Victory: Last Tigers at Dade City’s Wild Things on Their Way to Sanctuary Home
Roadside Zoo Reportedly to Shutter Following PETA Lawsuit
For Immediate Release:
March 31, 2020
Contact:
David Perle 202-483-7382
Dade City’s Wild Things (DCWT) is reported to have closed for good now that the last six tigers held there were sent to The Wild Animal Sanctuary in Colorado just days after PETA was awarded a default judgment and permanent injunction in its Endangered Species Act (ESA) lawsuit against the sleazy roadside zoo.
PETA’s lawsuit contended that DCWT—which acquired tiger cubs from Joseph Maldonado-Passage (aka “Joe Exotic”), the big-cat exhibitor profiled in the Netflix docuseries Tiger King: Murder, Mayhem and Madness—violated the ESA by prematurely separating tiger cubs from their mothers and using them in public encounters. One of the cubs acquired from Maldonado-Passage, 2-month-old Nikita, was used as a breeding machine. A PETA investigation documented that another, week-old Luna, howled and cried during a public encounter. Footage also revealed that a DCWT trainer repeatedly hit her and pushed her into a pool.
“The days of exploiting vulnerable tiger cubs and making a sleazy business out of fueling the captive-tiger overpopulation crisis are about over,” says PETA Foundation Director of Captive Animal Law Enforcement Brittany Peet. “PETA is celebrating the new life that awaits these six survivors, who at last will be able to roam vast habitats, choose to swim if and when they want, and be free of abuse for the first time in their lives.”
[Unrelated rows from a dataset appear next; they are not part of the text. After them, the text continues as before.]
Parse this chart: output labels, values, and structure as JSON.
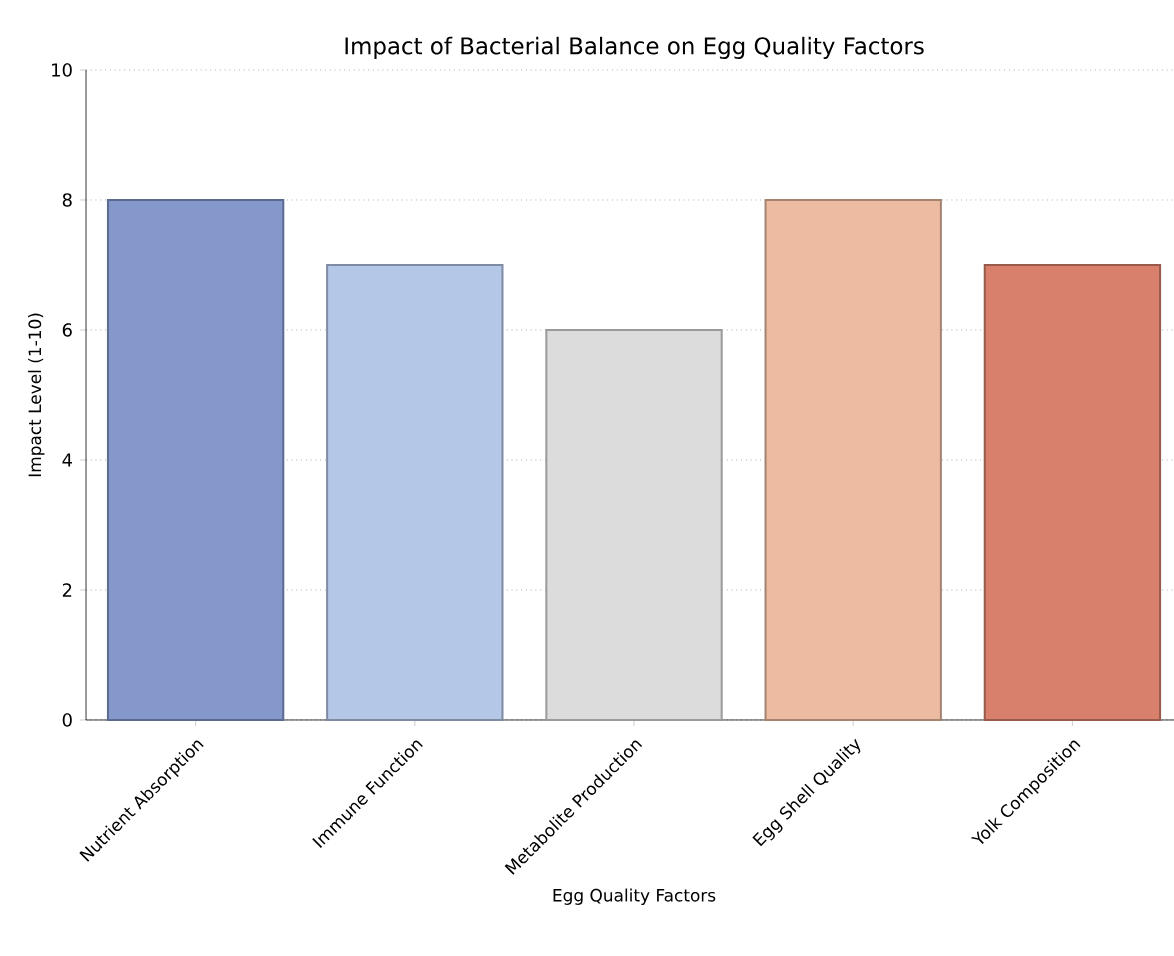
{
  "chart_data": {
    "type": "bar",
    "title": "Impact of Bacterial Balance on Egg Quality Factors",
    "xlabel": "Egg Quality Factors",
    "ylabel": "Impact Level (1-10)",
    "categories": [
      "Nutrient Absorption",
      "Immune Function",
      "Metabolite Production",
      "Egg Shell Quality",
      "Yolk Composition"
    ],
    "values": [
      8,
      7,
      6,
      8,
      7
    ],
    "colors": [
      "#8598cc",
      "#b4c7e7",
      "#dcdcdc",
      "#ecbba1",
      "#d8806b"
    ],
    "ylim": [
      0,
      10
    ],
    "yticks": [
      0,
      2,
      4,
      6,
      8,
      10
    ],
    "grid": "y"
  }
}
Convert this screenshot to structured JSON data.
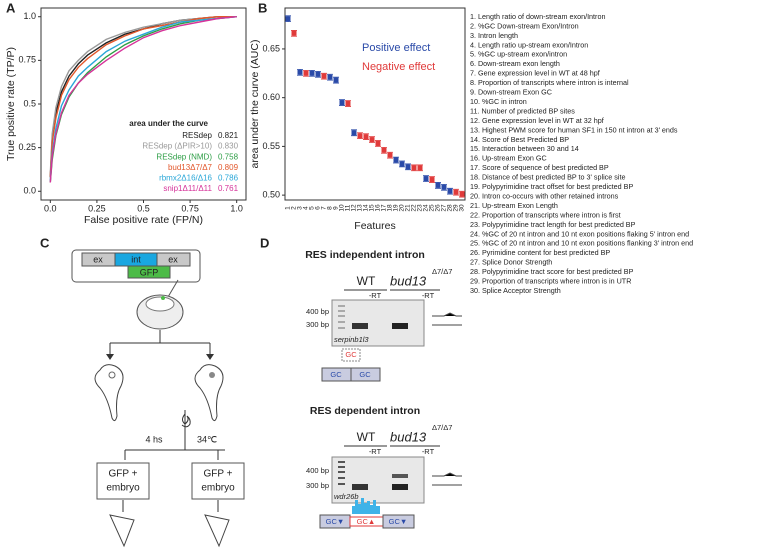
{
  "panel_labels": [
    "A",
    "B",
    "C",
    "D"
  ],
  "chart_data": [
    {
      "type": "line",
      "xlabel": "False positive rate (FP/N)",
      "ylabel": "True positive rate (TP/P)",
      "xlim": [
        -0.05,
        1.05
      ],
      "ylim": [
        -0.05,
        1.05
      ],
      "xticks": [
        {
          "value": 0,
          "label": "0.0"
        },
        0.25,
        {
          "value": 0.5,
          "label": "0.5"
        },
        0.75,
        {
          "value": 1,
          "label": "1.0"
        }
      ],
      "yticks": [
        {
          "value": 0,
          "label": "0.0"
        },
        0.25,
        {
          "value": 0.5,
          "label": "0.5"
        },
        0.75,
        {
          "value": 1,
          "label": "1.0"
        }
      ],
      "legend_title": "area under the curve",
      "x": [
        0,
        0.01,
        0.03,
        0.06,
        0.1,
        0.15,
        0.2,
        0.3,
        0.4,
        0.5,
        0.6,
        0.7,
        0.8,
        0.9,
        1.0
      ],
      "series": [
        {
          "name": "RESdep",
          "auc": "0.821",
          "color": "#222222",
          "values": [
            0.08,
            0.3,
            0.45,
            0.57,
            0.66,
            0.73,
            0.78,
            0.85,
            0.9,
            0.93,
            0.96,
            0.98,
            0.99,
            1,
            1
          ]
        },
        {
          "name": "RESdep (ΔPIR>10)",
          "auc": "0.830",
          "color": "#9a9a9a",
          "values": [
            0.1,
            0.33,
            0.48,
            0.6,
            0.69,
            0.75,
            0.8,
            0.87,
            0.91,
            0.94,
            0.96,
            0.98,
            0.99,
            1,
            1
          ]
        },
        {
          "name": "RESdep (NMD)",
          "auc": "0.758",
          "color": "#2e9e46",
          "values": [
            0.05,
            0.18,
            0.32,
            0.44,
            0.54,
            0.62,
            0.68,
            0.77,
            0.84,
            0.89,
            0.93,
            0.96,
            0.98,
            0.99,
            1
          ]
        },
        {
          "name": "bud13Δ7/Δ7",
          "auc": "0.809",
          "color": "#e2572b",
          "values": [
            0.08,
            0.28,
            0.42,
            0.55,
            0.64,
            0.71,
            0.76,
            0.84,
            0.89,
            0.93,
            0.95,
            0.97,
            0.99,
            1,
            1
          ]
        },
        {
          "name": "rbmx2Δ16/Δ16",
          "auc": "0.786",
          "color": "#2aa7d8",
          "values": [
            0.06,
            0.22,
            0.36,
            0.49,
            0.58,
            0.66,
            0.71,
            0.8,
            0.86,
            0.9,
            0.94,
            0.97,
            0.98,
            0.99,
            1
          ]
        },
        {
          "name": "snip1Δ11/Δ11",
          "auc": "0.761",
          "color": "#d6339a",
          "values": [
            0.05,
            0.2,
            0.33,
            0.45,
            0.55,
            0.62,
            0.67,
            0.75,
            0.82,
            0.88,
            0.92,
            0.95,
            0.97,
            0.99,
            1
          ]
        }
      ]
    },
    {
      "type": "errorbar",
      "xlabel": "Features",
      "ylabel": "area under the curve (AUC)",
      "ylim": [
        0.495,
        0.692
      ],
      "yticks": [
        {
          "value": 0.5,
          "label": "0.50"
        },
        0.55,
        {
          "value": 0.6,
          "label": "0.60"
        },
        0.65
      ],
      "categories": [
        "1",
        "2",
        "3",
        "4",
        "5",
        "6",
        "7",
        "8",
        "9",
        "10",
        "11",
        "12",
        "13",
        "14",
        "15",
        "16",
        "17",
        "18",
        "19",
        "20",
        "21",
        "22",
        "23",
        "24",
        "25",
        "26",
        "27",
        "28",
        "29",
        "30"
      ],
      "series": [
        {
          "name": "Positive effect",
          "color": "#2a4aa8",
          "values": [
            0.681,
            null,
            0.626,
            null,
            0.625,
            0.624,
            null,
            0.621,
            0.618,
            0.595,
            null,
            0.564,
            null,
            null,
            null,
            null,
            null,
            null,
            0.536,
            0.532,
            0.529,
            null,
            null,
            0.517,
            null,
            0.51,
            0.508,
            0.504,
            null,
            null
          ],
          "errors": [
            0.003,
            null,
            0.003,
            null,
            0.003,
            0.003,
            null,
            0.003,
            0.003,
            0.003,
            null,
            0.003,
            null,
            null,
            null,
            null,
            null,
            null,
            0.003,
            0.003,
            0.003,
            null,
            null,
            0.003,
            null,
            0.003,
            0.003,
            0.003,
            null,
            null
          ]
        },
        {
          "name": "Negative effect",
          "color": "#e03a3a",
          "values": [
            null,
            0.666,
            null,
            0.625,
            null,
            null,
            0.622,
            null,
            null,
            null,
            0.594,
            null,
            0.561,
            0.56,
            0.557,
            0.553,
            0.546,
            0.541,
            null,
            null,
            null,
            0.528,
            0.528,
            null,
            0.516,
            null,
            null,
            null,
            0.503,
            0.501
          ],
          "errors": [
            null,
            0.003,
            null,
            0.003,
            null,
            null,
            0.003,
            null,
            null,
            null,
            0.003,
            null,
            0.003,
            0.003,
            0.003,
            0.003,
            0.003,
            0.003,
            null,
            null,
            null,
            0.003,
            0.003,
            null,
            0.003,
            null,
            null,
            null,
            0.003,
            0.003
          ]
        }
      ]
    }
  ],
  "features": [
    "1. Length ratio of down-stream exon/Intron",
    "2. %GC Down-stream Exon/Intron",
    "3. Intron length",
    "4. Length ratio up-stream exon/Intron",
    "5. %GC up-stream exon/intron",
    "6. Down-stream exon length",
    "7. Gene expression level in WT at 48 hpf",
    "8. Proportion of transcripts where intron is internal",
    "9. Down-stream Exon GC",
    "10. %GC in intron",
    "11. Number of predicted BP sites",
    "12. Gene expression level in WT at 32 hpf",
    "13. Highest PWM score for human SF1 in 150 nt intron at 3' ends",
    "14. Score of Best Predicted BP",
    "15. Interaction between 30 and 14",
    "16. Up-stream Exon GC",
    "17. Score of sequence of best predicted BP",
    "18. Distance of best predicted BP to 3' splice site",
    "19. Polypyrimidine tract offset for best predicted BP",
    "20. Intron co-occurs with other retained introns",
    "21. Up-stream Exon Length",
    "22. Proportion of transcripts where intron is first",
    "23. Polypyrimidine tract length for best predicted BP",
    "24. %GC of 20 nt intron and 10 nt exon positions flaking 5' intron end",
    "25. %GC of 20 nt intron and 10 nt exon positions flanking 3' intron end",
    "26. Pyrimidine content for best predicted BP",
    "27. Splice Donor Strength",
    "28. Polypyrimidine tract score for best predicted BP",
    "29. Proportion of transcripts where intron is in UTR",
    "30. Splice Acceptor Strength"
  ],
  "panel_c": {
    "construct": [
      "ex",
      "int",
      "ex"
    ],
    "reporter": "GFP",
    "time": "4 hs",
    "temperature": "34℃",
    "results": [
      "GFP +",
      "embryo",
      "GFP +",
      "embryo"
    ]
  },
  "panel_d": {
    "independent": {
      "title": "RES independent intron",
      "wt": "WT",
      "mutant": "bud13",
      "mutant_sup": "Δ7/Δ7",
      "minus_rt": [
        "-RT",
        "-RT"
      ],
      "ladder": [
        "400 bp",
        "300 bp"
      ],
      "gene": "serpinb1l3",
      "motifs": [
        "GC",
        "GC",
        "GC"
      ]
    },
    "dependent": {
      "title": "RES dependent intron",
      "wt": "WT",
      "mutant": "bud13",
      "mutant_sup": "Δ7/Δ7",
      "minus_rt": [
        "-RT",
        "-RT"
      ],
      "ladder": [
        "400 bp",
        "300 bp"
      ],
      "gene": "wdr26b",
      "motifs": [
        "GC▼",
        "GC▲",
        "GC▼"
      ]
    }
  }
}
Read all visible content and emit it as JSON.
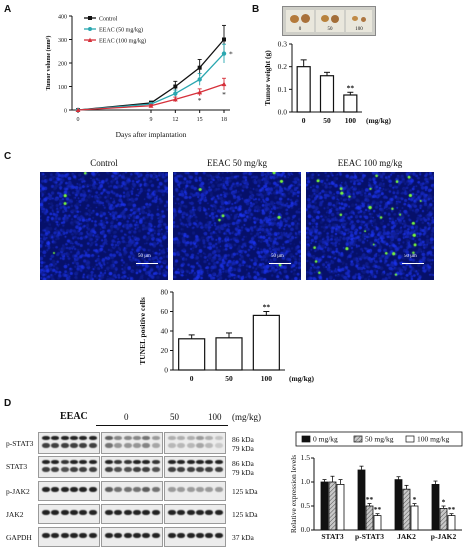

PETA—whose motto reads, in part, that “animals are not ours to use for entertainment”—rescued a total of 27 tigers from DCWT over the years, including 19 who were sent on a grueling 18-hour trip to Maldonado-Passage’s roadside zoo in Oklahoma in violation of two court orders. The group is currently suing two other players in the tiger cub–petting industry, Jeff Lowe and Tim Stark of Wildlife in Need, and has secured an injunction banning Stark from declawing big cats, separating cubs from their mothers, and exhibiting them to the public.